Review – Turnip Boy Commits Tax Evasion

It’s TAX SEASON! Okay, maybe it’s not, but it may as well be with the ever festive Q1 holiday of making sure your taxes are done. What better way to commemorate such an important time of year than with an adorable little video game all about tax evasion. Turnip Boy Commits Tax Evasion is a fun little tongue-in-cheek joke commenting on taxes, governments, and modern day work. Along your journey, you’ll meet other vegetables and fruit that work a variety of jobs, from hairdressers, sandwich makers, and video game streamers. Everyone will come across your path just because Turnip Boy failed to pay his taxes. Yes, someone made a game out of such premise.

Turnip Boy Commits Tax Evasion Sword

When you hear a disembodied voice telling to take a sword, you know you got to do just that.

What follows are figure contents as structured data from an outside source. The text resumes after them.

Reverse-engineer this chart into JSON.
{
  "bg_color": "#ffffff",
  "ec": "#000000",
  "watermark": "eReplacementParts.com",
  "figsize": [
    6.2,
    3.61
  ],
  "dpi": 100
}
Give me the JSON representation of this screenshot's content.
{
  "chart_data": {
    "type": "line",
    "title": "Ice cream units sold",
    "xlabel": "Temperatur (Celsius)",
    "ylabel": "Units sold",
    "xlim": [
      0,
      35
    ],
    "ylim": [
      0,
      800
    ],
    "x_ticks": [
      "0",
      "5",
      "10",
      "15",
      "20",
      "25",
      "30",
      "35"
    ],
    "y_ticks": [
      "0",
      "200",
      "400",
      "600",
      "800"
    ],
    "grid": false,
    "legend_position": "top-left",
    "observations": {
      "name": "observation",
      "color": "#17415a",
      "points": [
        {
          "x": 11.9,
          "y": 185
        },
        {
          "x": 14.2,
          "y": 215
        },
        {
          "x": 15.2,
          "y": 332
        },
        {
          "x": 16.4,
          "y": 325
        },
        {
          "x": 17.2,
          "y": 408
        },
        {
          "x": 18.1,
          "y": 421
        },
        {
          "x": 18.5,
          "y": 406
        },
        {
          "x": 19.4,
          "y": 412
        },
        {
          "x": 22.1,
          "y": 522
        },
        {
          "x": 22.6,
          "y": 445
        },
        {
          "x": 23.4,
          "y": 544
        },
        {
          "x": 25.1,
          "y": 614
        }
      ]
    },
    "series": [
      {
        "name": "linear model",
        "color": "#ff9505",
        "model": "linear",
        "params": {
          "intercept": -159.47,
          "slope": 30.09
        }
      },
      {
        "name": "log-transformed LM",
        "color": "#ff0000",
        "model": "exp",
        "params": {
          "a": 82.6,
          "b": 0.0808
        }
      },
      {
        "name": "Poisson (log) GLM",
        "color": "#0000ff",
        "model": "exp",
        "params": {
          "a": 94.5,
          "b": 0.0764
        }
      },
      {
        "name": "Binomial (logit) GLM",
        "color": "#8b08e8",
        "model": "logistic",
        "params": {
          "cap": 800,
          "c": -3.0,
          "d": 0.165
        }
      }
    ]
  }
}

At first glance, it’s hard to tell exactly what you’re getting into with Turnip Boy Commits Tax Evasion. It may not be immediately obvious to anyone, it certainly wasn’t to me, that this is essentially a The Legend of Zelda clone. It even makes its own little joke as nod to it when you collect your sword. In order to pay what you owe to society, you will be given a series of mandatory tasks by Mayor Onion, all of them revolving around going to a specific location, exploring a bit, then tackling a nearby dungeon. Rinse and repeat until the game is over.

As you might expect, each area is filled with enemies, which are presented in the form of vegetarian animals (for once, the other side of the discussion is the butt of the joke!) or spoiled food. As you would expect from your run-of-the-mill Zelda lookalike, dungeons are filled with enemies, simple puzzles, items to collect, and of course, it all ends with a boss battle that, once defeated, will grant you an extra health container. It’s the good old gameplay loop that has never seemed to be broken, therefore has no need to ever be fixed.

Turnip Boy Commits Tax Evasion Turnip Boy

I’m paying my dues, leave me alone! I’m also worth more than that, c’mon!

Puzzle solving in Turnip Boy Commits Tax Evasion isn’t terribly difficult, which is actually deceiving; it can sometimes lead you to overthink the solution. Sometimes you can be your own worst enemy. Nothing in the game, from the exploration to the combat, is complicated in any way. This game was inspired by the original Zelda first and foremost, therefore not being complex at all. You will usually stumble upon a puzzle that seems impossible to solve at the entrance of a dungeon, but more often than not, all you need to do is go to a nearby room, grab a brand new item, and go back to the entrance to solve what’s now the dumbest and most obvious of challenges. 


It’s either the pig or me, and it ain’t gonna be me.

The art style of Turnip Boy Commits Tax Evasion is quite simple, but overall cute. The entire game is designed with a bright and eye-catching colour palette, with the exception of areas filled with sugar or rotten food enemies, which tend to be a bit more dark and ominous. The sound design is pretty decent as well. The music matches each area quite nicely, with bright and cheery music when visiting the main town, slower but welcoming tunes when exploring the forest, or dark and tense music when you’re near the Rotten.

New Smash character announced.

Despite the completely nonsensical premise, Turnip Boy Commits Tax Evasion ended up being a lot more fun than I could have ever expected. Granted, the game isn’t exactly very long, clocking at about two to three hours to beat, but you can easily extend your playthrough by talking to NPCs and solving their little sidequests. Rewards aren’t exactly exciting, usually in the form of hats and other cosmetics, but hey, it’s an incentive nonetheless. All in all, it’s a fun little diversion where you can pay off your debts while beating up some vegetarians along the way.


Graphics: 8.0

All of the cute vegetables and fruits are well designed in their portraits. The world matches the atmosphere that’s being set up.

Gameplay: 7.5

Turnip Boy Commits Tax Evasion plays like an incredibly simple version of the original The Legend of Zelda. Nothing wrong with it though, especially when it plays so smoothly.

Sound: 7.5

The music matches the established atmosphere incredibly well. Not a whole lot of songs I would find myself wanting to listen to outside of playing the game, but they work great in the context.

Fun Factor: 7.5

Short and sweet. Turnip Boy doesn’t try to stretch out its run time with tedious mandatory tasks that don’t need to be done. There are some extra optional sidequests that, while not exciting, offer a bit of an incentive to make you want to play it for longer.

Final Verdict: 7.5

Turnip Boy Commits Tax Evasion is available now on Nintendo Switch and PC.

Reviewed on PC.

A copy of Turnip Boy Commits Tax Evasion was provided by the publisher.